En République démocratique du Congo (RDC), la mise en œuvre du nouveau Salaire Minimum Interprofessionnel Garanti (SMIG), fixé à 21 500 FC par jour (soit environ 7,5 USD au taux actuel) depuis janvier 2026, suscite de vives inquiétudes au sein du secteur privé.
La Fédération des Entreprises du Congo (FEC) sollicite officiellement un étalement de l’application de ce nouveau tarif. Le patronat souligne que le passage brutal de 14 500 FC à 21 500 FC représente une charge financière insoutenable pour de nombreuses entreprises, risquant de fragiliser leur santé économique.
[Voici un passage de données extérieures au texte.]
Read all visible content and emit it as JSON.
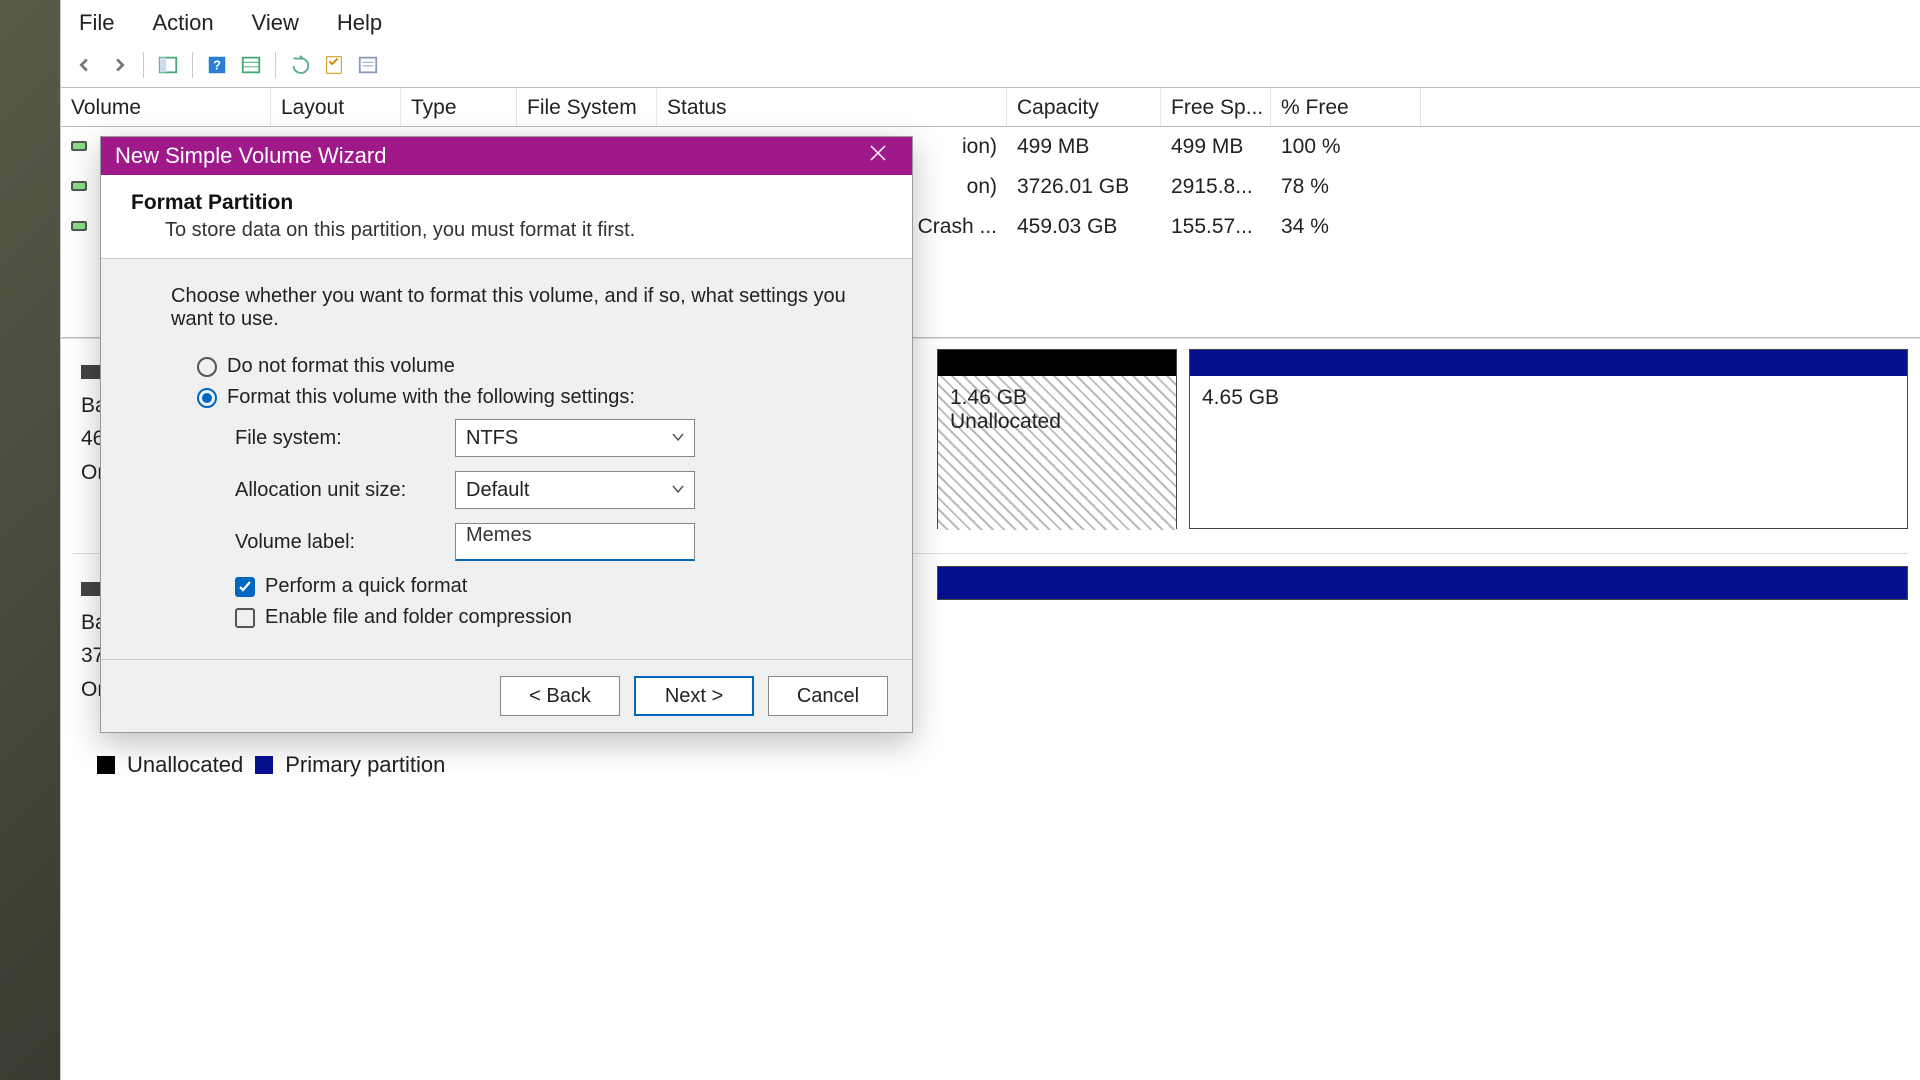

Un argument majeur avancé par la FEC concerne l’effet de cascade sur l’ensemble de la grille salariale lors de la restitution du 37e Conseil National du Travail tenue du 16 au 20 février.
« Suite à plusieurs entreprises qui ont adressé des courriers assez alarmants auprès du ministère du travail sur le fait que l’application de 21 500 posait un problème dans beaucoup de secteurs. Aujourd’hui malheureusement si nous appliquons les chiffres tels quels, nous allons dans une hécatombe. » a déclaré John MWENDA coordonnateur du CNT
Et d’ajouter :
« Donc nous avons conclu le CNT sur deux points de vue. Le point de vue des entreprises est d’appliquer le SMIG par palier pour les autres secteurs. Ça veut dire on applique 16 500 dès le mois de janvier 2026, 19 500 dès le mois de juillet 2026 et pour chuter à 21 500 tel que annoncé par le président de la république dès le mois de janvier 2027. »a-t-il insisté
Si le SMIG du manœuvre passe à 21 500 FC, le salaire d’un cadre de collaboration pourrait atteindre 2 500 USD, un niveau jugé supérieur à certains standards européens et déconnecté des réalités économiques
Malgré ce plaidoyer, la Première Ministre Judith Suminwa Tuluka a réaffirmé la fermeté du gouvernement. Elle insiste sur le respect du Décret n° 25/22 qui actait déjà cette hausse en deux paliers (mai 2025 puis janvier 2026), avec pour objectif de protéger le pouvoir d’achat des travailleurs face à l’inflation.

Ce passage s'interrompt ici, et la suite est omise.